Siempre ha sido difícil luchar contra la religión y sus sucedáneos. El artículo, a través del ensayista Pascal Brunker, señala que «la felicidad a cualquier precio ha creado una nueva clase de discriminación, la de los que sufren». Sufren porque son infieles.
Expertas como Norem y Oettingen defienden la utilidad de ponerse en lo peor y adelantar la dimensión de angustia que nos inundaría en caso de que cayera sobre nosotros el más doloroso de los sucesos posibles.
En una charla en TED, el autor y emprendedor Tim Ferriss habló de cómo pensar mal le abrió el camino del éxito (es curioso cómo incluso para negar la positividad sigue siendo necesario apoyarse en el dogma del éxito para ser escuchado). Según afirma, sigue la filosofía de los estoicos.

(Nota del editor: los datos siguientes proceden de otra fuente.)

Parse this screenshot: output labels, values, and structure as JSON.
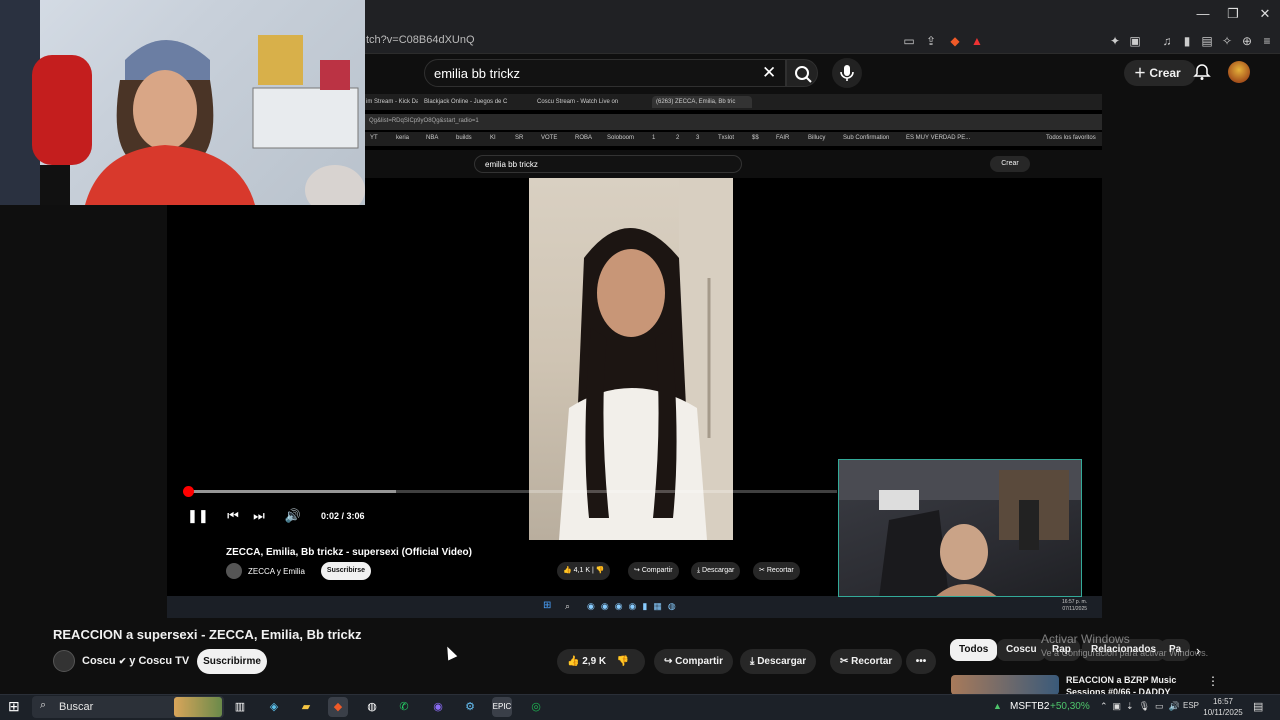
{
  "browser": {
    "url_fragment": "tch?v=C08B64dXUnQ",
    "window_controls": [
      "—",
      "❐",
      "✕"
    ]
  },
  "youtube": {
    "search_query": "emilia bb trickz",
    "create_label": "Crear"
  },
  "inner_browser": {
    "tabs": [
      "im Stream - Kick Da",
      "Blackjack Online - Juegos de C",
      "Coscu Stream - Watch Live on",
      "(6263) ZECCA, Emilia, Bb tric"
    ],
    "url": "Qg&list=RDqSICp9yO8Qg&start_radio=1",
    "bookmarks": [
      "YT",
      "keria",
      "NBA",
      "builds",
      "KI",
      "SR",
      "VOTE",
      "ROBA",
      "Soloboom",
      "1",
      "2",
      "3",
      "Txslot",
      "$$",
      "FAIR",
      "Billucy",
      "Sub Confirmation",
      "ES MUY VERDAD PE...",
      "Todos los favoritos"
    ],
    "search_query": "emilia bb trickz",
    "create_label": "Crear",
    "time": "0:02 / 3:06",
    "video_title": "ZECCA, Emilia, Bb trickz - supersexi (Official Video)",
    "channel": "ZECCA y Emilia",
    "subscribe": "Suscribirse",
    "likes": "4,1 K",
    "share": "Compartir",
    "download": "Descargar",
    "clip": "Recortar",
    "clock_time": "16:57 p. m.",
    "clock_date": "07/11/2025",
    "progress_fraction": 0.011
  },
  "main": {
    "title": "REACCION a supersexi - ZECCA, Emilia, Bb trickz",
    "channel": "Coscu",
    "channel_suffix": "y Coscu TV",
    "subscribe": "Suscribirme",
    "likes": "2,9 K",
    "share": "Compartir",
    "download": "Descargar",
    "clip": "Recortar",
    "more": "•••"
  },
  "chips": [
    "Todos",
    "Coscu",
    "Rap",
    "Relacionados",
    "Pa"
  ],
  "watermark": {
    "line1": "Activar Windows",
    "line2": "Ve a Configuración para activar Windows."
  },
  "related": {
    "title": "REACCION a BZRP Music Sessions #0/66 - DADDY"
  },
  "taskbar": {
    "search_placeholder": "Buscar",
    "ticker_symbol": "MSFTB2",
    "ticker_change": "+50,30%",
    "language": "ESP",
    "time": "16:57",
    "date": "10/11/2025"
  },
  "colors": {
    "accent": "#ff0000",
    "background": "#0f0f0f",
    "taskbar": "#1c2128",
    "ticker_positive": "#4ec46b"
  }
}
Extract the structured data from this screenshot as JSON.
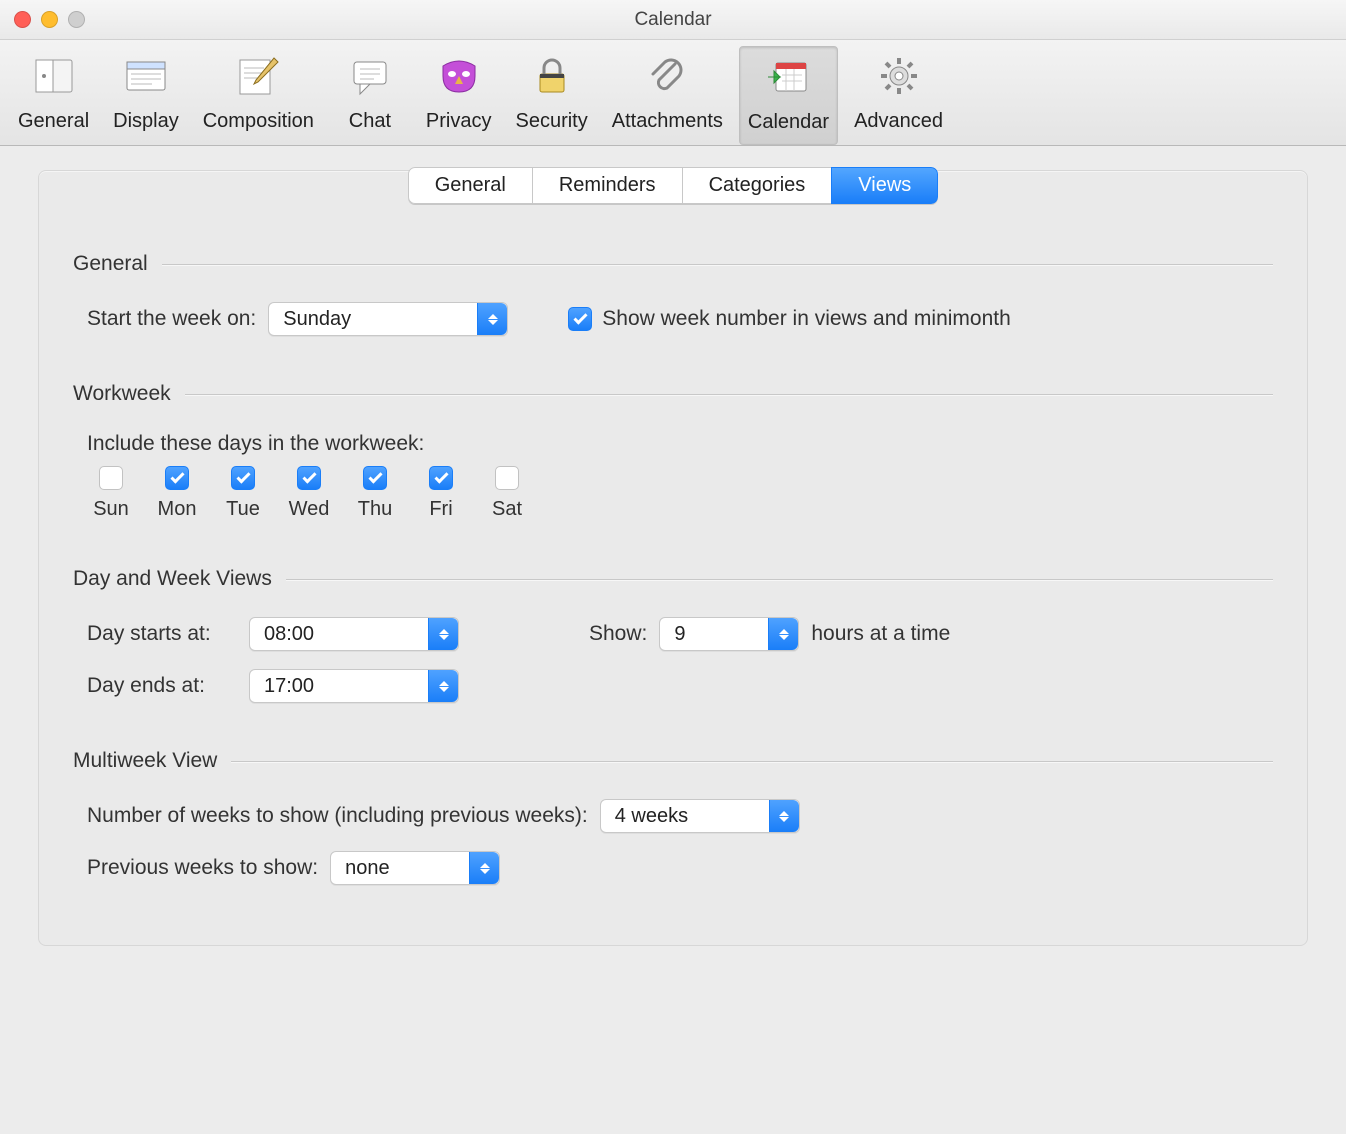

Ejercitó la premeditatio malorum: «visualizar el peor de los casos que temes en detalle, eso que te impide actuar, para que puedas hacer algo y derrotar esa parálisis». Explicó que pensar solo en soluciones no le funcionaba y que, al contrario, le urgía definir sus miedos.
Se trata de un buen avance en el proceso de arrancarte las gafas fluorescentes de la positividad. Los estoicos abogaban por la ataraxia o la imperturbabilidad del ánimo. Disminuir las pasiones y deseos sobre la base de distinguir entre aquello que depende de uno mismo y aquello que no se puede controlar. El fin absoluto es la paz de espíritu.
Huir de las pasiones incontrolables nos haría perdernos grandes cosas en la vida: las que para muchos dotan a la existencia de relieve y significado. Sin embargo, puestos a iniciar la búsqueda de la felicidad (entendida como sosiego constante), la anticipación y ponderación de los males (o sea, poner los pies en la tierra) ofrece un camino más racional y menos expuesto a manipulaciones como la de la omnipotencia de la motivación que, una y otra vez, acaba en frustraciones que solo se solucionan mediante otro chute de euforia que reinicie el ciclo.